Inicialmente, a peça foi retirada da programação do Festival de Inverno de Pernambuco, a pedido do prefeito da cidade e em comunicado do Governo de Pernambuco. Depois, o Tribunal de Justiça determinou que o espetáculo voltasse a programação. Porém, durante a apresentação do monólogo, ocorreu uma reviravolta de última hora: uma nova tentativa de barrar a apresentação via judicial.

O desembargador Roberto da Silva Maia atendeu um mandado da Ordem dos Pastores Evangélicos de Garanhuns e Região e determinou que a apresentação não fizesse mais parte da programação do Festival de Inverno de Garanhuns. O motivo é porque a peça, escrita por Jo Clifford e dirigida por Natalia Mallo, é protagonizada por Renata Carvalho, uma atriz que é travesti. Para eles, uma travesti não pode interpretar Jesus.
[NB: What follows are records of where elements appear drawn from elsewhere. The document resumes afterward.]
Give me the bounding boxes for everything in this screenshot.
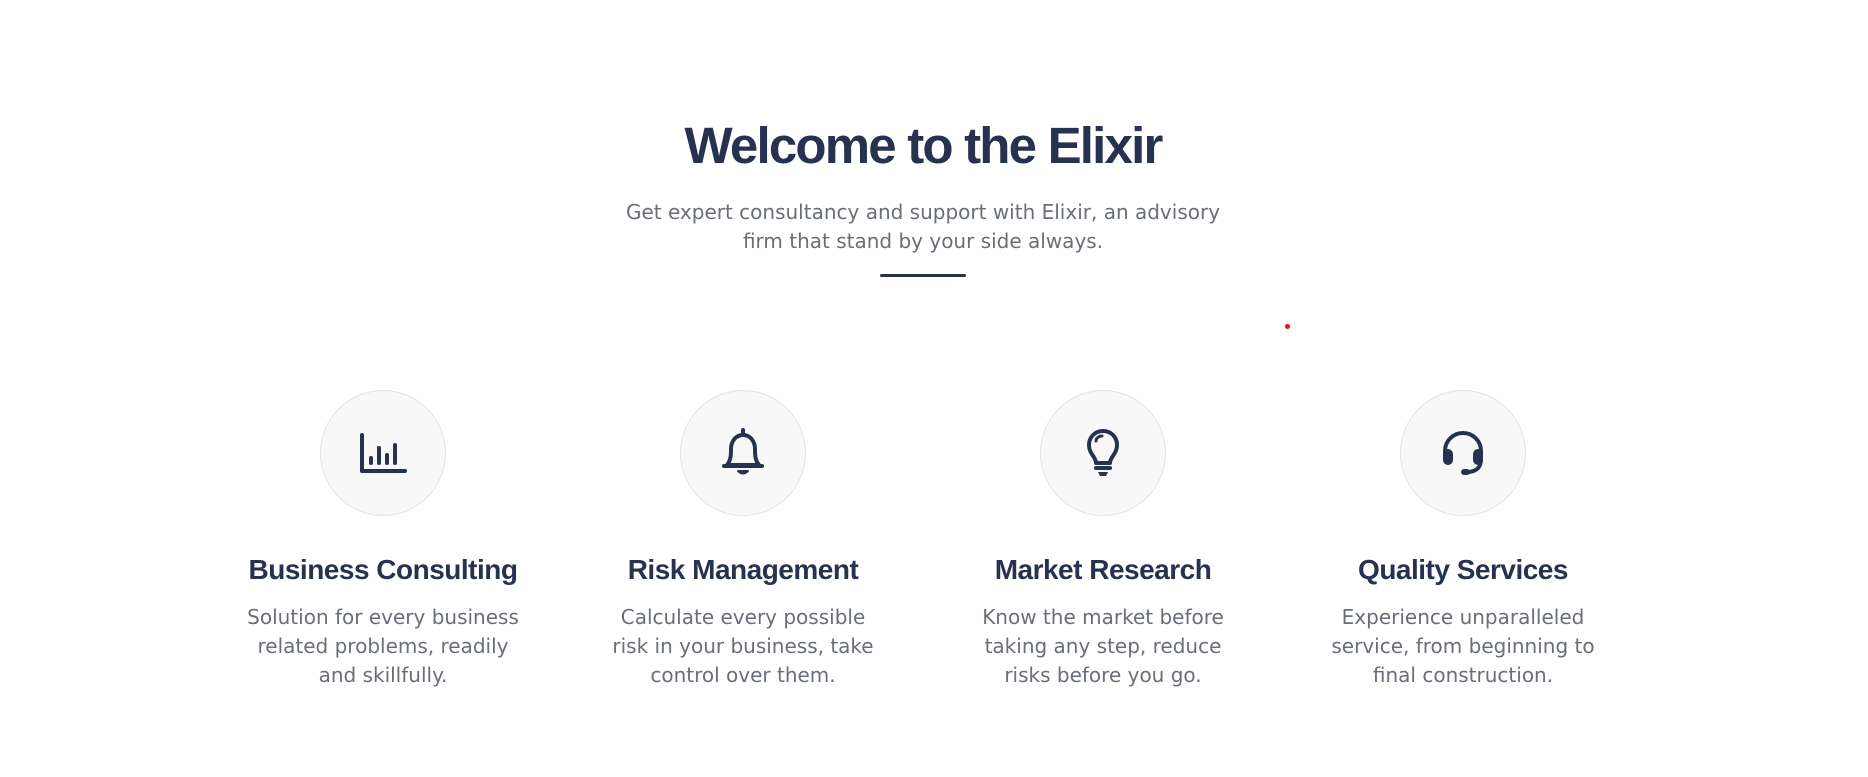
headset-icon: [1443, 430, 1483, 475]
bell-icon: [722, 428, 764, 475]
welcome-section: Welcome to the Elixir Get expert consult…: [0, 110, 1846, 277]
service-title: Quality Services: [1358, 554, 1568, 585]
page-subtitle: Get expert consultancy and support with …: [625, 200, 1221, 253]
service-business-consulting: Business Consulting Solution for every b…: [205, 390, 561, 690]
services-row: Business Consulting Solution for every b…: [205, 390, 1641, 690]
service-icon-circle: [1040, 390, 1166, 516]
service-title: Business Consulting: [248, 554, 518, 585]
page-title: Welcome to the Elixir: [684, 117, 1163, 174]
bar-chart-icon: [360, 433, 407, 473]
lightbulb-icon: [1087, 429, 1119, 476]
service-description: Solution for every business related prob…: [247, 605, 519, 687]
service-description: Calculate every possible risk in your bu…: [612, 605, 874, 687]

Segundo relato da diretora Natalia Mallo, tudo correu bem na primeira sessão. “No intervalo, um estrondo e muita fumaça. Muita cara de prenúncio. Então, após soltarem bombas no espaço, chega uma liminar judicial (a pedido da Ordem dos Pastores Evangélicos) pedindo mais um cancelamento, e nós decidimos desobedecer, com o apoio da nossa produção. Daí a segurança contratada (“contrapartida” oferecida pelo FIG) se volta contra nós e proíbe a entrada do público”.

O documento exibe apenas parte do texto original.